Manipulate color within a circle in image with MATLAB

Question

I'm changing the color saturation and other perks in an image using matlab. I already done this.

close all
clear all
clc
A = imread('fractalHD.png');
B = A;
[f,c,p] = size(A);
R = uint8(zeros(f,c,p));
Value = 120;

for i=1:round(f/2) 
for j=1:round(c) 
    for k=1:p
    R(i,j,k) = B(i,j,k) - Value;
    end
end
end

for i=round(f/2):f
for j=1:round(c)
    for k=1:p
    R(i,j,k) = B(i,j,k);    
    end
end
end    

figure; imshow(R);

This takes the superior half of an image and reduces color intensity by a value.

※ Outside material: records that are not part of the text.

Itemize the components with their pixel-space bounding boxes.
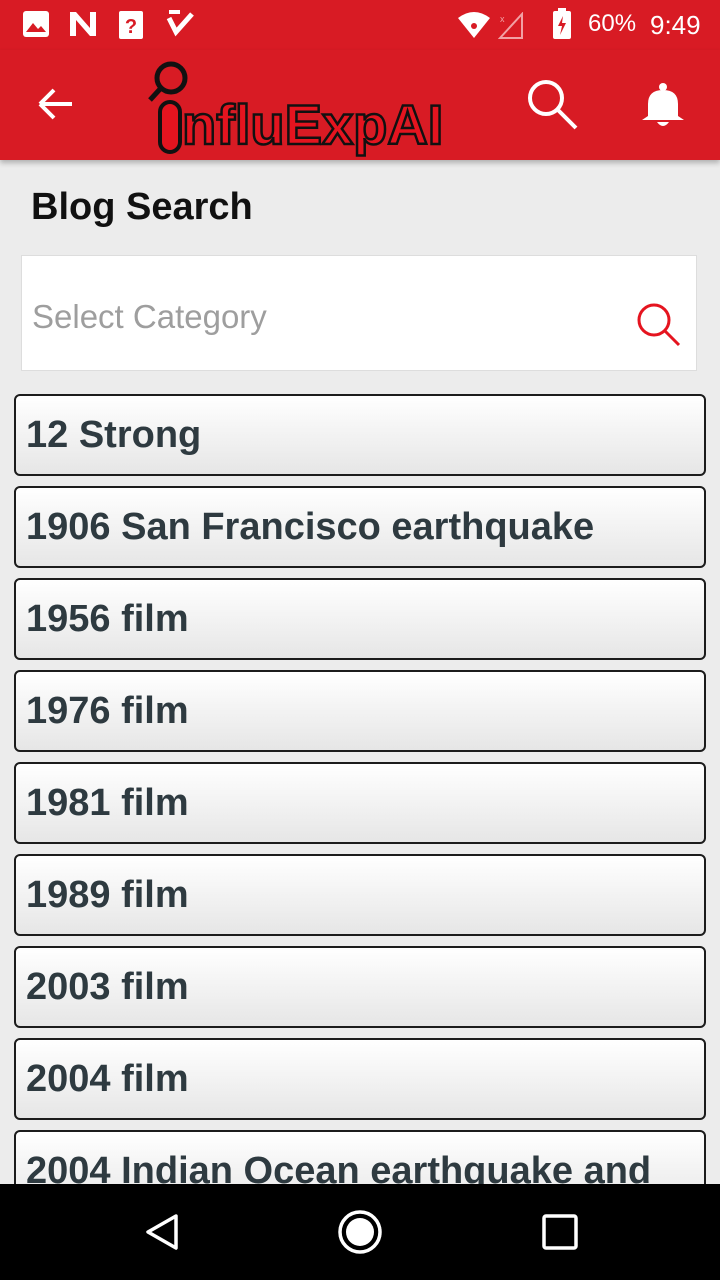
image-icon bbox=[22, 10, 50, 43]
category-search-input[interactable] bbox=[30, 296, 614, 338]
list-item[interactable]: 1981 film bbox=[14, 762, 706, 844]
list-item[interactable]: 2004 film bbox=[14, 1038, 706, 1120]
back-triangle-icon[interactable] bbox=[142, 1212, 182, 1257]
list-item-label: 1906 San Francisco earthquake bbox=[26, 506, 595, 548]
search-icon[interactable] bbox=[526, 78, 578, 137]
list-item-label: 1981 film bbox=[26, 782, 189, 824]
list-item[interactable]: 1906 San Francisco earthquake bbox=[14, 486, 706, 568]
check-icon bbox=[166, 10, 196, 43]
list-item-label: 2003 film bbox=[26, 966, 189, 1008]
category-search-box bbox=[21, 255, 697, 371]
home-circle-icon[interactable] bbox=[337, 1209, 383, 1260]
list-item[interactable]: 12 Strong bbox=[14, 394, 706, 476]
list-item-label: 1989 film bbox=[26, 874, 189, 916]
battery-percent: 60% bbox=[588, 10, 637, 37]
status-bar: ? x 60% 9:49 bbox=[0, 0, 720, 50]
list-item[interactable]: 2004 Indian Ocean earthquake and bbox=[14, 1130, 706, 1184]
recents-square-icon[interactable] bbox=[542, 1214, 578, 1255]
list-item[interactable]: 2003 film bbox=[14, 946, 706, 1028]
help-icon: ? bbox=[118, 10, 146, 45]
cell-signal-icon: x bbox=[497, 11, 524, 45]
list-item[interactable]: 1956 film bbox=[14, 578, 706, 660]
svg-text:?: ? bbox=[125, 16, 137, 38]
app-bar: nfluExpAI bbox=[0, 50, 720, 160]
list-item[interactable]: 1976 film bbox=[14, 670, 706, 752]
bell-icon[interactable] bbox=[640, 82, 686, 133]
back-arrow-icon[interactable] bbox=[36, 86, 76, 127]
battery-charging-icon bbox=[552, 8, 572, 45]
app-logo: nfluExpAI bbox=[148, 58, 498, 163]
list-item-label: 1956 film bbox=[26, 598, 189, 640]
page-title: Blog Search bbox=[31, 186, 253, 228]
svg-text:x: x bbox=[500, 14, 505, 24]
n-app-icon bbox=[68, 10, 100, 43]
list-item-label: 2004 Indian Ocean earthquake and bbox=[26, 1150, 652, 1184]
list-item-label: 2004 film bbox=[26, 1058, 189, 1100]
list-item[interactable]: 1989 film bbox=[14, 854, 706, 936]
svg-text:nfluExpAI: nfluExpAI bbox=[182, 93, 443, 156]
list-item-label: 12 Strong bbox=[26, 414, 202, 456]
list-item-label: 1976 film bbox=[26, 690, 189, 732]
clock: 9:49 bbox=[650, 10, 701, 40]
system-nav-bar bbox=[0, 1184, 720, 1280]
category-list: 12 Strong 1906 San Francisco earthquake … bbox=[14, 394, 706, 1184]
search-icon[interactable] bbox=[634, 300, 682, 353]
wifi-icon bbox=[456, 10, 492, 45]
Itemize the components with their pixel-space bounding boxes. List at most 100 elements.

I want to do this but, instead of the superior half (or any square shaped part), do it within a circle with center at top left.

rad = 500;
theta = 0:2*pi/10000:2*pi;

for i=1:rad*cos(theta)
for j=1:rad*sin(theta)
    for k=1:p
    R(i,j,k) = B(i,j,k) - value;
    end
end
end
imshow(R);

Using this code only returns a black image. Any sugestions?

Answer 1

This is how I'd do it, without loops but with bsxfun:

% Center and radius of circle
center = [200, 600];
rad = 500;

% determine which coordinates are within circle (returns a logical array)
indmat = bsxfun(@(row,col) sqrt((row - center(1)).^2 + (col-center(2)).^2) <= rad, (1:f)', 1:c);
% scalar multiply to get double array, convert to uint8, and subtract with
% singleton expansion (along dimension 3)
R = bsxfun(@minus, B, uint8(indmat * Value)) ;

figure; imshow(R);

The problem with those for loops is that the outer one computes to 1:500 and the second one to 1:0 (because theta itself is a vector and 1:vector is equivalent to 1:vector(1). So nothing gets ever computed. If you really wanted to do it with loops you'd have to go 1:2*rad in the outer loop and determine the length of the inner loop appropriately, for example

R = B;
for ii=1:2*rad
    for jj=-round(sqrt((rad)^2 - (rad-ii)^2)):round(sqrt((rad)^2 - (rad-ii)^2))
        for k=1:p
            R(ii,jj+rad+1,k) = R(ii,jj+rad+1,k) - Value;
        end
    end
end

But that's rather ugly, and extra tests would be necessary if the circle is not completely contained in the image.